As with any surgery, LASIK surgery carries risks, including:

  • Undercorrection, overcorrection or astigmatism. If the laser removes too little or too much tissue from your eye, you won't get the clearer vision you wanted. Similarly, uneven tissue removal can result in astigmatism.
  • Vision disturbances. After surgery you may have difficulty seeing at night. You might notice glare, halos around bright lights or double vision.
  • Dry eyes. LASIK surgery causes a temporary decrease in tear production. As your eyes heal, they might feel unusually dry.
  • Flap problems. Folding back or removing the flap from the front of your eye during surgery can cause complications, including infection, excess tears and swelling.

What increases the risks?

You're more likely to experience complications from LASIK surgery if you:

  • Have a condition that may impair your ability to heal. Diseases that affect your immune system, including autoimmune diseases (rheumatoid arthritis, lupus and others) and immunodeficiency diseases (HIV), increase the risk of incomplete healing, infection and other complications.
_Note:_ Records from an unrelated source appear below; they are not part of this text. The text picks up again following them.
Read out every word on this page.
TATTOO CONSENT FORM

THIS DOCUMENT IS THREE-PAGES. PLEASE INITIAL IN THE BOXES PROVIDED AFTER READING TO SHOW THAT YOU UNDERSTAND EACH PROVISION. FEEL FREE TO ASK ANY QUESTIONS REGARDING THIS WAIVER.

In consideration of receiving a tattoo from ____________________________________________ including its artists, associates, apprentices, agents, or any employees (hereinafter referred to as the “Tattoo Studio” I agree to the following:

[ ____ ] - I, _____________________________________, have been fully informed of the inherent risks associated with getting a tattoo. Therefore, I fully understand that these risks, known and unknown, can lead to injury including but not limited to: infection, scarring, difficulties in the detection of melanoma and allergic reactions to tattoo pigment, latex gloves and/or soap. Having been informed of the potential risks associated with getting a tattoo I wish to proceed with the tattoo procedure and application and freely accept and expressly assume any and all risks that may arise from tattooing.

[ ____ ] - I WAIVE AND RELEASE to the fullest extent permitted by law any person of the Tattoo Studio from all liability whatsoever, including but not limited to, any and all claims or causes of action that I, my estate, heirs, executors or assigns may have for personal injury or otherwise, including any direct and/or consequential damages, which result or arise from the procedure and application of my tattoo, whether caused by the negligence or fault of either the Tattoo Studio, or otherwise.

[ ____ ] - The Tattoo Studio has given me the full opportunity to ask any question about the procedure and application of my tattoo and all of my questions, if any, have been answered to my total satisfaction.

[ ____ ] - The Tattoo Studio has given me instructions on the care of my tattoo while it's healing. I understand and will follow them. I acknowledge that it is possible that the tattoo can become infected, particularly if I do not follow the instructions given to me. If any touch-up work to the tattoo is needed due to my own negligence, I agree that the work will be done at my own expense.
    Taking an immunosuppressive medication also increases the risk of a poor outcome after LASIK surgery.

  • Have persistent dry eyes. If you have dry eyes, LASIK surgery may make the condition worse.
  • Have anatomic concerns. LASIK surgery may be inappropriate if your corneas are too thin, your corneal surface is extremely irregular, or you have a condition in which the cornea thins and gradually bulges outward into a cone shape (keratoconus).
  • LASIK surgery also may not be an appropriate option if you have an abnormal lid position, deep-set eyes or other anatomic concerns.
  • Have unstable vision. You may not be eligible for LASIK surgery if the pressure inside your eye is too high or the quality of your vision is fluctuating or getting worse.
  • Are pregnant or breast-feeding. Vision can fluctuate during pregnancy and breast-feeding, making the outcome of LASIK surgery less certain.
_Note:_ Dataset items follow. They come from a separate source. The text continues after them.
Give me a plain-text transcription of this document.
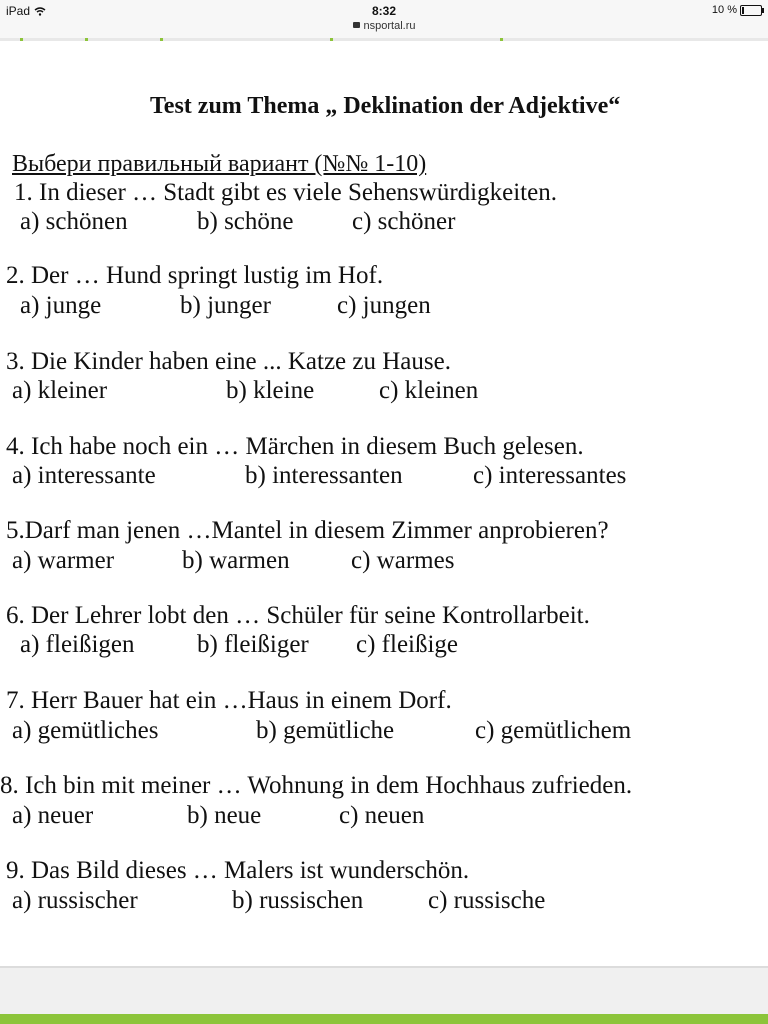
iPad	8:32
nsportal.ru
10 %
Test zum Thema „ Deklination der Adjektive“
Выбери правильный вариант (№№ 1-10)
1. In dieser … Stadt gibt es viele Sehenswürdigkeiten.
a) schönen	b) schöne c) schöner
2. Der … Hund springt lustig im Hof.
a) junge	b) junger	c) jungen
3. Die Kinder haben eine ... Katze zu Hause.
a) kleiner	b) kleine	c) kleinen
4. Ich habe noch ein … Märchen in diesem Buch gelesen.
a) interessante	b) interessanten	c) interessantes
5.Darf man jenen …Mantel in diesem Zimmer anprobieren?
a) warmer	b) warmen c) warmes
6. Der Lehrer lobt den … Schüler für seine Kontrollarbeit.
a) fleißigen b) fleißiger c) fleißige
7. Herr Bauer hat ein …Haus in einem Dorf.
a) gemütliches	b) gemütliche	c) gemütlichem
8. Ich bin mit meiner … Wohnung in dem Hochhaus zufrieden.
a) neuer	b) neue	c) neuen
9. Das Bild dieses … Malers ist wunderschön.
a) russischer	b) russischen	c) russische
What other circumstances make LASIK surgery a poor choice?

You might also rethink having LASIK surgery if:

  • You have severe nearsightedness. If you're nearsighted and have been diagnosed with a high refractive error, the possible benefits of LASIK surgery may not justify the risks.
  • You have fairly good vision. If you see well enough to need contacts or glasses only part of the time, improvement from the surgery may not be worth the risks.
  • You have large pupils. If your pupils are prone to opening wide in dim light, LASIK surgery may result in debilitating symptoms such as glare, halos, star bursts and ghost images.
  • You actively participate in contact sports. If you regularly receive blows to the face and eyes, such as during martial arts or boxing, LASIK surgery may not be advisable.
  • Surgery could jeopardize your career. Jobs requiring precision vision may make it inadvisable to have certain refractive procedures.
  • Cost may be an issue. Many insurance plans don't cover the cost of vision-correction surgery.